Jungleland is a deeply familiar film that injects little energy or originality into its template narrative.
Max Winkler’s Jungleland follows bare-knuckle boxer Lion (Jack O’Connell) and his manager-brother (Charlie Hunnam) as they make their way across America towards a potentially life-changing fight in San Francisco. Joining them is a young woman, Sky (Jessica Barden), who, as the price for being booked on the fight card, they must deliver to a gangster in Reno. She, of course, causes tension between the two brothers, and from there, the movie proceeds exactly as you’d imagine it would. What Winkler has constructed is a series of borrowed mythopoetic signifiers about hardscrabble Americana that is ultimately indistinguishable from any number of movies navigating similar subject matter.
What undercuts the generic tedium is that Hunnam and O’Connell deliver strong performances, keeping matters reasonably compelling even as the script does little more than crib from Springsteen songs and better movies. Hunnam, in particular, shines as the overzealous, scumbag big brother who’s much too stubborn to recognize the toll his hotheaded demeanor and idiotic gambling have taken on the more talented Lion. But even if he brings some necessary energy, it’s hard to offer too much praise when the role feels as creaky and familiar as it does. The handler-brother who is blind to his own shortcomings is a character cliché second only to lughead boxers themselves, and while Hunnam is indeed the best part of Jungleland, commanding attention in every scene he’s in, he doesn’t do anything to separate his character here from the cinematic pack. At least O’Connell isn’t performing the usual mook part — one scene even goes so far as to verbalize that he doesn’t seem like a boxer. He’s still a stock character — the secretly tender fighter with dreams of another life — but he’s easily believable, especially in scenes shared with Barden where he gets to indulge in Lion’s softer side.

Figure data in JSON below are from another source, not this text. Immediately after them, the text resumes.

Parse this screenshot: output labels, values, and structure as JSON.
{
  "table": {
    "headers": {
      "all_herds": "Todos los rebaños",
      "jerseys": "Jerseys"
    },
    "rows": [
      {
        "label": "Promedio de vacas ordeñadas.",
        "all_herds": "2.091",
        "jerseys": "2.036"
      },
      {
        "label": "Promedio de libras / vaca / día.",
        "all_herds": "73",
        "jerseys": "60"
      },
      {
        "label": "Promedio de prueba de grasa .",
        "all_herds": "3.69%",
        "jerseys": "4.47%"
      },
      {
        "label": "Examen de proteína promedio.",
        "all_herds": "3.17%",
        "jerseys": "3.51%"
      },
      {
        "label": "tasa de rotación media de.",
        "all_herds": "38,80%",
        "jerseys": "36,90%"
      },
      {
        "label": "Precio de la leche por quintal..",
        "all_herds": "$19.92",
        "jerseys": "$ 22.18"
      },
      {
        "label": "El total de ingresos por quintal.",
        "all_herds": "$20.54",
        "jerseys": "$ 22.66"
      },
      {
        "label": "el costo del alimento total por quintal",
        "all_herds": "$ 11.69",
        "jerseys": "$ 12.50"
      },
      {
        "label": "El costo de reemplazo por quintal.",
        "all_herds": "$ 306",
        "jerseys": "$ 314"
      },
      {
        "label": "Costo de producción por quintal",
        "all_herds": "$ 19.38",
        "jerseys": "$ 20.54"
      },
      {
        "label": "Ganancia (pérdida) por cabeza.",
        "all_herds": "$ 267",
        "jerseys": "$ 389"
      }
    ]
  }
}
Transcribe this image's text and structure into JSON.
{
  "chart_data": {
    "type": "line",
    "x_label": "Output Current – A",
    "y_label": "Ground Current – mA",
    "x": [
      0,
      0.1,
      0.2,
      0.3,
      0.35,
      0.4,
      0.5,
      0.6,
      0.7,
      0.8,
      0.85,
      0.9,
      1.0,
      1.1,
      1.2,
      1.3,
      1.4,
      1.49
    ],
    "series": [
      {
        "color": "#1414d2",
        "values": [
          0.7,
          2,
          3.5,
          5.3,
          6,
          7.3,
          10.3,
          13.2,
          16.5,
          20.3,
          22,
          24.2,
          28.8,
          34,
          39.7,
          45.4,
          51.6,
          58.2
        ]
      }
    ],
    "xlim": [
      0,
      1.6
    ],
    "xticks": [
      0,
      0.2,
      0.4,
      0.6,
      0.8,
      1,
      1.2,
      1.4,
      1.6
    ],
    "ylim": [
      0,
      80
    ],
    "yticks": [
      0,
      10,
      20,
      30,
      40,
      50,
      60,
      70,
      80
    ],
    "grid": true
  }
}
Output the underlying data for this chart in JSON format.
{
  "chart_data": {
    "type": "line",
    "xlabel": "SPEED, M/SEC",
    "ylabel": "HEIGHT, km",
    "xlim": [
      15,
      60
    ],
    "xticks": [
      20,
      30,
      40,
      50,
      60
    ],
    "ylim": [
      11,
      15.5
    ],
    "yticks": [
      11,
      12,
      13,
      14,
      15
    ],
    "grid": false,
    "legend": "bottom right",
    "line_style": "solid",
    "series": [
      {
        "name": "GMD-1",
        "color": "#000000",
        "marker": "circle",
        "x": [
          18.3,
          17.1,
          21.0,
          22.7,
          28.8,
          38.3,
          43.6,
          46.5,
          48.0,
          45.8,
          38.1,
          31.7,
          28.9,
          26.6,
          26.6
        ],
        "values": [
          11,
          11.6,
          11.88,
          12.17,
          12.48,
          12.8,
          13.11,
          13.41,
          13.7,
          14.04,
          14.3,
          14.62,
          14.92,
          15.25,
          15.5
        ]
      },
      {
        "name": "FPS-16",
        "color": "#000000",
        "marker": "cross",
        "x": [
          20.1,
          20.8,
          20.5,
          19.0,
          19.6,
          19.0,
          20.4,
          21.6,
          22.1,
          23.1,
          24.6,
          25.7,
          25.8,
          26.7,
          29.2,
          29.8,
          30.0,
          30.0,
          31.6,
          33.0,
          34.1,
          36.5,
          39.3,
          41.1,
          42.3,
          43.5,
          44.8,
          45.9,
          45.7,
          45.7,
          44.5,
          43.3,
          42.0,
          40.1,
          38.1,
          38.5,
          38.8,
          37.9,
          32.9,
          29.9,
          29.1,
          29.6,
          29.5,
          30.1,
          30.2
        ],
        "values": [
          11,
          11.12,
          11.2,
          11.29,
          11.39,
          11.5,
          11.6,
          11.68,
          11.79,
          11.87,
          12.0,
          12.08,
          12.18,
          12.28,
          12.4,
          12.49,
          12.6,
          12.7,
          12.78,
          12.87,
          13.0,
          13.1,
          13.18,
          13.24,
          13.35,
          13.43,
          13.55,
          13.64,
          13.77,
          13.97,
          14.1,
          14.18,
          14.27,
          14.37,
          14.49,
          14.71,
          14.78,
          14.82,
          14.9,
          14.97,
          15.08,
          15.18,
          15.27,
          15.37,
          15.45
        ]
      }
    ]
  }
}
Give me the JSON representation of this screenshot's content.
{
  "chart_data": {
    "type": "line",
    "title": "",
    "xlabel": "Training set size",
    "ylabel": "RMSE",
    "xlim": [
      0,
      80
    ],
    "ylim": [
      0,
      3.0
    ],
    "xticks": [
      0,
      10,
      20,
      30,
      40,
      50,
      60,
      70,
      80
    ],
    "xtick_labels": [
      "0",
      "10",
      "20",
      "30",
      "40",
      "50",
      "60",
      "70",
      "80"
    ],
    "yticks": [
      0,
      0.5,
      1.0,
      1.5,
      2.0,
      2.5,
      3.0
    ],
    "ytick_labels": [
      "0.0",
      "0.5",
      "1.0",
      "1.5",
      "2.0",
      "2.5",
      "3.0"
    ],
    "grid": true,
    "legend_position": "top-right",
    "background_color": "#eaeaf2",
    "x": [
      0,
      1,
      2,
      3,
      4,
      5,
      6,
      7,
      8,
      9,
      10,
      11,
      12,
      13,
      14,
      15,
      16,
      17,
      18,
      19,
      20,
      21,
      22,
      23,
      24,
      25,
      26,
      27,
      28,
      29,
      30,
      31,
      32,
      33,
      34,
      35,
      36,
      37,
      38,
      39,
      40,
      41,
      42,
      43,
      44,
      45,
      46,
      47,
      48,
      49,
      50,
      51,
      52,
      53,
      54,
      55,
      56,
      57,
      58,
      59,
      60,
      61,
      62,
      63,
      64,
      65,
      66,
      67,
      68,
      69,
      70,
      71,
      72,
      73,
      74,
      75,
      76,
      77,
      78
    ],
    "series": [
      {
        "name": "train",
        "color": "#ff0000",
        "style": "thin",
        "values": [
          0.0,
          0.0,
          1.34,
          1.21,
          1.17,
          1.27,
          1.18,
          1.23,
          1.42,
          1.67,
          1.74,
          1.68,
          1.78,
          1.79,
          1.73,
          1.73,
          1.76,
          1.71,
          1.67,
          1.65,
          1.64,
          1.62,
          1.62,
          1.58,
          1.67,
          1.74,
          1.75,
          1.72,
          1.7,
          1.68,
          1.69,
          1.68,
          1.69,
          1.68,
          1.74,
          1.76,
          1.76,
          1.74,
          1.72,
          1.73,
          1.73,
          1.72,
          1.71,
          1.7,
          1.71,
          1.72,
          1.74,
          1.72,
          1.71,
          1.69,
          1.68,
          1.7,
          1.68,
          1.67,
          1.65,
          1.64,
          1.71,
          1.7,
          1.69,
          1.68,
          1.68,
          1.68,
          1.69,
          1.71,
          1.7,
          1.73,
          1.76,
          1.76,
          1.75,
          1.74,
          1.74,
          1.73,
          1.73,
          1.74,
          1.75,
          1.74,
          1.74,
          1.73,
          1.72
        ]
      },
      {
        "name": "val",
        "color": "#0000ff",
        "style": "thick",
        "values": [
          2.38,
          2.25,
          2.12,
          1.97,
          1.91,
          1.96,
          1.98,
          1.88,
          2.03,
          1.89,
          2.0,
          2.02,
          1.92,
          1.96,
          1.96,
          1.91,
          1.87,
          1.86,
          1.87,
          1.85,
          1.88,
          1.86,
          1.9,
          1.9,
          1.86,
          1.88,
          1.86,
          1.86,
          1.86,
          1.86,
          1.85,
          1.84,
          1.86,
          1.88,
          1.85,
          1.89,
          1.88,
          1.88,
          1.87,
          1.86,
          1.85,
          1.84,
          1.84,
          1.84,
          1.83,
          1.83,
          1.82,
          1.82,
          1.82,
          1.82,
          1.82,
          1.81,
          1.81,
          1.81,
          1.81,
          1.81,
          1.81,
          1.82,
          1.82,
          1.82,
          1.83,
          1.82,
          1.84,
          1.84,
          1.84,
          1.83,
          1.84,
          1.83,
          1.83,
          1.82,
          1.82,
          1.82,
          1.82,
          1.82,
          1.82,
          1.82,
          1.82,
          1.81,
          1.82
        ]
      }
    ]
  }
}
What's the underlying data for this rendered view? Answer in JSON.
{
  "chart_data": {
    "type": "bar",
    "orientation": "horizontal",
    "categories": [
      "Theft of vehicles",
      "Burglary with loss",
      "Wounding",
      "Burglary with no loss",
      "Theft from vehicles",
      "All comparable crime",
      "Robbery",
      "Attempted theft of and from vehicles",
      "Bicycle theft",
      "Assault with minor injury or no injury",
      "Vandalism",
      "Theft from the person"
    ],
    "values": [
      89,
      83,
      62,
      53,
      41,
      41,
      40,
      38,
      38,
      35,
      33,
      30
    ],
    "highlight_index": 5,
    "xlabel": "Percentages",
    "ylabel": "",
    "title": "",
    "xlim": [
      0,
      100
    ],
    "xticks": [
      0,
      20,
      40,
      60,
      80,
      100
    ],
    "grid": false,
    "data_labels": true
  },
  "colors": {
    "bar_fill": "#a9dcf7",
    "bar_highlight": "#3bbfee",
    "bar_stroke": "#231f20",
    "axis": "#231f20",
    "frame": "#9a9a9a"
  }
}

For all that, the very distinct unoriginality of Jungleland would be more forgivable if the whole thing didn’t come off as so desperate to be taken seriously. Everything about the film, from its moody yellow lighting to the maudlin score of strings that sound like they’re crying, feels like it’s trying to balance the grimness of the film’s observed world with a romanticization of life on the road. Even Winkler’s admittedly sturdy direction feels little more than studied, as if he’s memorized the manual on how to make a good movie but doesn’t possess enough spark to enliven anything. The film is characterized by still, unmistakably composed frames that at once feel like a prestige play and as if they’re entirely at odds with the story being told. The result is that Jungleland often feels observed from a remove, offering little in the way of personality to break through its dull solemnity. Even the few-and-far-between fight scenes are so bog-standard as to convey no visceral thrill whatsoever. In a better movie, that might have appeared a poignant choice, a repudiation of a life of violence for sport. In Jungleland, it’s simply another lifeless piece of a clichéd whole.